Komisi Perlindungan Anak Indonesia (KPAI) mengungkapkan keprihatinan atas perilaku seleb TikTok Luluk Sofiatul Jannah (LSJ) yang mengunggah video di akun TikTok-nya yang berisi aksi membentak dan memaki seorang siswi SMKN 1 Probolinggo, Jawa Timur. Video tersebut kemudian menjadi viral dan tersebar luas di media sosial.
Menurut KPAI, tindakan LSJ tersebut termasuk dalam kategori kekerasan, khususnya kekerasan verbal yang dilakukan melalui media sosial TikTok, yang dikenal sebagai cyberbullying. Lebih lanjut, tindakan tersebut juga dianggap sebagai pelanggaran terhadap Undang-Undang No. 35 Tahun 2014 tentang Perlindungan Anak. Salah satu pasal yang dilanggar oleh LSJ adalah Pasal 76C yang melarang kekerasan terhadap anak.

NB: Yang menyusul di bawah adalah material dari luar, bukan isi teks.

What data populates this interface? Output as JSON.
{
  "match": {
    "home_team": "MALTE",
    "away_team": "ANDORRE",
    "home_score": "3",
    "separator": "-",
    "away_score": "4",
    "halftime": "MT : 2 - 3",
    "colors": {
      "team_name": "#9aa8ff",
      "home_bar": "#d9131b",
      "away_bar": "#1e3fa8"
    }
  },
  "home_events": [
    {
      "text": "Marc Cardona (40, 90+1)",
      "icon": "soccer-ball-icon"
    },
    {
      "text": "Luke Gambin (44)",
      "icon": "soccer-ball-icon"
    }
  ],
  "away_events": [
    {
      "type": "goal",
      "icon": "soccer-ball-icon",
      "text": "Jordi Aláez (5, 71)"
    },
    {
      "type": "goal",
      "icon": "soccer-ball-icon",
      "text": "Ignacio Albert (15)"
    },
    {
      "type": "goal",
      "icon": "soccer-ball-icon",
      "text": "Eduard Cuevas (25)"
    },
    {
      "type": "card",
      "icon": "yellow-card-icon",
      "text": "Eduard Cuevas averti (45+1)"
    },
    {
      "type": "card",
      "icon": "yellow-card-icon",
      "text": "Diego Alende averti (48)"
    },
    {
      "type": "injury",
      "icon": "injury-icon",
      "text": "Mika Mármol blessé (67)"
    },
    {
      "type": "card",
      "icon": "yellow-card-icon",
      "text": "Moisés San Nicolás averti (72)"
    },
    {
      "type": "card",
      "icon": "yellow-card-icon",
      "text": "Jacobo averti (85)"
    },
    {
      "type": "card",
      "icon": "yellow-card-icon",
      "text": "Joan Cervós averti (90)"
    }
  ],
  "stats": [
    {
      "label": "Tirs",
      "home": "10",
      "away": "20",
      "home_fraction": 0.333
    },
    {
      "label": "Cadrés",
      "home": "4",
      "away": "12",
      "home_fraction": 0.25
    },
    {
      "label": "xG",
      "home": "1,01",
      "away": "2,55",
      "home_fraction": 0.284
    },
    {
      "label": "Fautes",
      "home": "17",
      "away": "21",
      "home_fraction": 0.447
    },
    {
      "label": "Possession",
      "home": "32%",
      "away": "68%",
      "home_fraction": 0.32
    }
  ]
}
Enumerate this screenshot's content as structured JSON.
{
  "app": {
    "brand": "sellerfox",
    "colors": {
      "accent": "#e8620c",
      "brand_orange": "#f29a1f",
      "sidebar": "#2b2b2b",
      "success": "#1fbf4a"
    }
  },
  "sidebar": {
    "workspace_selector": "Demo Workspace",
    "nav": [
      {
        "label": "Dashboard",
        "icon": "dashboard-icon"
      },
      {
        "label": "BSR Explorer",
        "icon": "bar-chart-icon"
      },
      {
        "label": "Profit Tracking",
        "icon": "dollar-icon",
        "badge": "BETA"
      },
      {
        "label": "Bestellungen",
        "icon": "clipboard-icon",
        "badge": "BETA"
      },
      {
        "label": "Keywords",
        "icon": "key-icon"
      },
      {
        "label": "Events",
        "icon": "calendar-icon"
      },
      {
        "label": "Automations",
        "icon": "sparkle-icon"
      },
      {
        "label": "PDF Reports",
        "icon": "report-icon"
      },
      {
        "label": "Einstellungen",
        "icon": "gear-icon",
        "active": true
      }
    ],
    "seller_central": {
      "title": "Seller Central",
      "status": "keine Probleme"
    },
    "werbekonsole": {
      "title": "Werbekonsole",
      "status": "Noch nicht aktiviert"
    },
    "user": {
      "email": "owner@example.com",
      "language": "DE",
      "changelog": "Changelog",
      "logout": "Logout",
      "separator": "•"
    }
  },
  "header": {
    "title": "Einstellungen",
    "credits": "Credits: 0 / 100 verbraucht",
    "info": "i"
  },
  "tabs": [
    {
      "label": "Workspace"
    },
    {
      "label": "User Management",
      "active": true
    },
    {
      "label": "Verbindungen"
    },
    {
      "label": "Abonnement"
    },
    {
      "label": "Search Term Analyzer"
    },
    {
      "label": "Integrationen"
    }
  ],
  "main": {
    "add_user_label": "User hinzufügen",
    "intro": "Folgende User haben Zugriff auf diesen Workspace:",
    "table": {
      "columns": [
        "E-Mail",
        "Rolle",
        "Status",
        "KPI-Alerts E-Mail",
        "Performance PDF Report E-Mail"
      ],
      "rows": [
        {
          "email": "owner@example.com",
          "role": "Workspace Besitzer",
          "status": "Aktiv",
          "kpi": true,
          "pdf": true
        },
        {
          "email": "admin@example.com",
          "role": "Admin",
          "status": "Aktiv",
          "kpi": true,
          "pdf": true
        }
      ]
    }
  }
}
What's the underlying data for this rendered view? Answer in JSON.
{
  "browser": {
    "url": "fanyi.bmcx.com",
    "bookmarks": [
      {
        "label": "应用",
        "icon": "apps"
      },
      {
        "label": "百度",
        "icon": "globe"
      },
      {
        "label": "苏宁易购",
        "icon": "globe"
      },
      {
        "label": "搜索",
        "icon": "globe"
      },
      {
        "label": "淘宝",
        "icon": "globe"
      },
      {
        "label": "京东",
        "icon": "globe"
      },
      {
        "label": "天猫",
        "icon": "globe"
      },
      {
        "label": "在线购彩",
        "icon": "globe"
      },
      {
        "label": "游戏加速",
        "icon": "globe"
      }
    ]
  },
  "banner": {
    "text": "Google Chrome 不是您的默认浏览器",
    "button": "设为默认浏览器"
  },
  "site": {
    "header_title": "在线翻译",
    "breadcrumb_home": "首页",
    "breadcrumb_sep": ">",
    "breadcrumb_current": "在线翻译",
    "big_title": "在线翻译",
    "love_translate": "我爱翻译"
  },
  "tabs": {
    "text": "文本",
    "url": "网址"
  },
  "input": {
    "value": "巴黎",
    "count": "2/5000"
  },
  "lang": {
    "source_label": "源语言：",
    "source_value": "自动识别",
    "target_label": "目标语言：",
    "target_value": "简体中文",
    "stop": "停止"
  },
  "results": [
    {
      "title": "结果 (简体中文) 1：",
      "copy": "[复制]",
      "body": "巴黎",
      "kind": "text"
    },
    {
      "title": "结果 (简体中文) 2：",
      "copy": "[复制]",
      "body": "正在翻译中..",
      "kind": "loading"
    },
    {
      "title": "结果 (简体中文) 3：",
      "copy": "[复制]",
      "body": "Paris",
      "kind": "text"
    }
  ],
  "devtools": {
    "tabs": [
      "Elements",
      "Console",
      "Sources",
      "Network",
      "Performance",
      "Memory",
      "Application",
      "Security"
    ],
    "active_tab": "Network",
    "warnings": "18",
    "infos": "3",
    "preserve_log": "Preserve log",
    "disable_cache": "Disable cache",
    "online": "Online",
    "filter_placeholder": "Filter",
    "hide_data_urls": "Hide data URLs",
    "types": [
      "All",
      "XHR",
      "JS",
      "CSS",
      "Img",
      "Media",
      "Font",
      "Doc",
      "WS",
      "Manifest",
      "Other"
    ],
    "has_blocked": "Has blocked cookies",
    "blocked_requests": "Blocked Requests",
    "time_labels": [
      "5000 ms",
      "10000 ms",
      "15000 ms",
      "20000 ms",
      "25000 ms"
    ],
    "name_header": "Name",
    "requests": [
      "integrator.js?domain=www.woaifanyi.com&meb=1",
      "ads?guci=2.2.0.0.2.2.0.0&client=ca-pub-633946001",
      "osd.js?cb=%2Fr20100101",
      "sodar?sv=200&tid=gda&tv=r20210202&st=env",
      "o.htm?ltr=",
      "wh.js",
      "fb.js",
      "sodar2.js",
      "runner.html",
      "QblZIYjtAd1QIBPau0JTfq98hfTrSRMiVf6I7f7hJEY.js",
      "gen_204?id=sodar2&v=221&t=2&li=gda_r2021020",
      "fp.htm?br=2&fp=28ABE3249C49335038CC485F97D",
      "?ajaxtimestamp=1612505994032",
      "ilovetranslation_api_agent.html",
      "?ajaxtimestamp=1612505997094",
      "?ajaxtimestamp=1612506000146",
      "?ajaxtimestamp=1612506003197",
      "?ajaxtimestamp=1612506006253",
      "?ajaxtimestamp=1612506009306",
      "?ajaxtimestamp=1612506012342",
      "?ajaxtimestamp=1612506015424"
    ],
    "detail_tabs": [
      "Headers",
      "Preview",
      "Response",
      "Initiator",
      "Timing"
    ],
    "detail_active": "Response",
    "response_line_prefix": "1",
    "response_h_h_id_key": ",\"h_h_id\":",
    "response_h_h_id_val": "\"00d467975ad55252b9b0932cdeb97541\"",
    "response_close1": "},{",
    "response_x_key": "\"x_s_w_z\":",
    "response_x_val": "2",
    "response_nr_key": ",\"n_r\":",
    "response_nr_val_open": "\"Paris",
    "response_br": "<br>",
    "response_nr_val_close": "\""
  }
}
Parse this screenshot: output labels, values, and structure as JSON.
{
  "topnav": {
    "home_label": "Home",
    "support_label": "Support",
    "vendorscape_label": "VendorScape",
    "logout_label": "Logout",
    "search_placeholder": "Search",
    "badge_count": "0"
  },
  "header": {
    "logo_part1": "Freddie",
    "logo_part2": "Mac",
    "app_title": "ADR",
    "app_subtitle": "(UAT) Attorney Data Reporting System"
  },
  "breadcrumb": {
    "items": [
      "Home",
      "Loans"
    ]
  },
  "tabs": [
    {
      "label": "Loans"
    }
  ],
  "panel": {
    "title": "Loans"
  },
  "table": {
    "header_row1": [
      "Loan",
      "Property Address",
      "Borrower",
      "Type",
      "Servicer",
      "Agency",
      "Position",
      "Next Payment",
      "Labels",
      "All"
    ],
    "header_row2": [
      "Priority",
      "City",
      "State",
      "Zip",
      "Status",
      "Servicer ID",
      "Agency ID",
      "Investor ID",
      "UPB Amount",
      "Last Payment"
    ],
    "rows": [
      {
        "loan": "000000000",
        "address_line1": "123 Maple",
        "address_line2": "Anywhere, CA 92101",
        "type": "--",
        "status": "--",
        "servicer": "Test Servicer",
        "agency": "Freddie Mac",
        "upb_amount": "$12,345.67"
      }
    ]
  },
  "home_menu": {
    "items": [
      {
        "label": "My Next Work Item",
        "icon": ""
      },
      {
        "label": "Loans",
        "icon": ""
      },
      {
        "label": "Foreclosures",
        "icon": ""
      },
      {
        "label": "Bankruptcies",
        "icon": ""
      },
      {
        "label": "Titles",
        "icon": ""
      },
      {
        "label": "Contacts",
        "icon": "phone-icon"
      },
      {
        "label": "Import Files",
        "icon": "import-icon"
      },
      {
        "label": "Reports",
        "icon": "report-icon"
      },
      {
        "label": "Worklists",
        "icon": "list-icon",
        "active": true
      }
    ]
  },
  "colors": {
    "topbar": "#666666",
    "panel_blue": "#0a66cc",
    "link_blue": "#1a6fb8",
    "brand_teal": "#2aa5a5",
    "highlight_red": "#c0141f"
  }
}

Siswa yang menjadi korban dalam video tersebut tengah menjalani Praktik Kerja Lapangan (PKL) di sebuah supermarket, yang merupakan haknya sesuai dengan Pasal 9 Undang-Undang Perlindungan Anak. Namun, setelah video tersebut tersebar, siswa tersebut mengalami dampak psikologis yang serius, seperti kehilangan rasa percaya diri dan ketidaknyamanan dalam berkomunikasi dengan orang lain. Ini adalah contoh nyata dari dampak negatif yang bisa dihasilkan dari cyberbullying.
Komisioner KPAI Sub Klaster Anak Korban Cybercrime, Kawiyan, menyatakan bahwa cyberbullying dapat memiliki dampak psikologis yang serius pada korban, termasuk depresi, marah, gelisah, dan bahkan potensi tindakan bunuh diri. Selain itu, dampaknya juga dapat memengaruhi kinerja sekolah siswa dan kemampuannya untuk beradaptasi.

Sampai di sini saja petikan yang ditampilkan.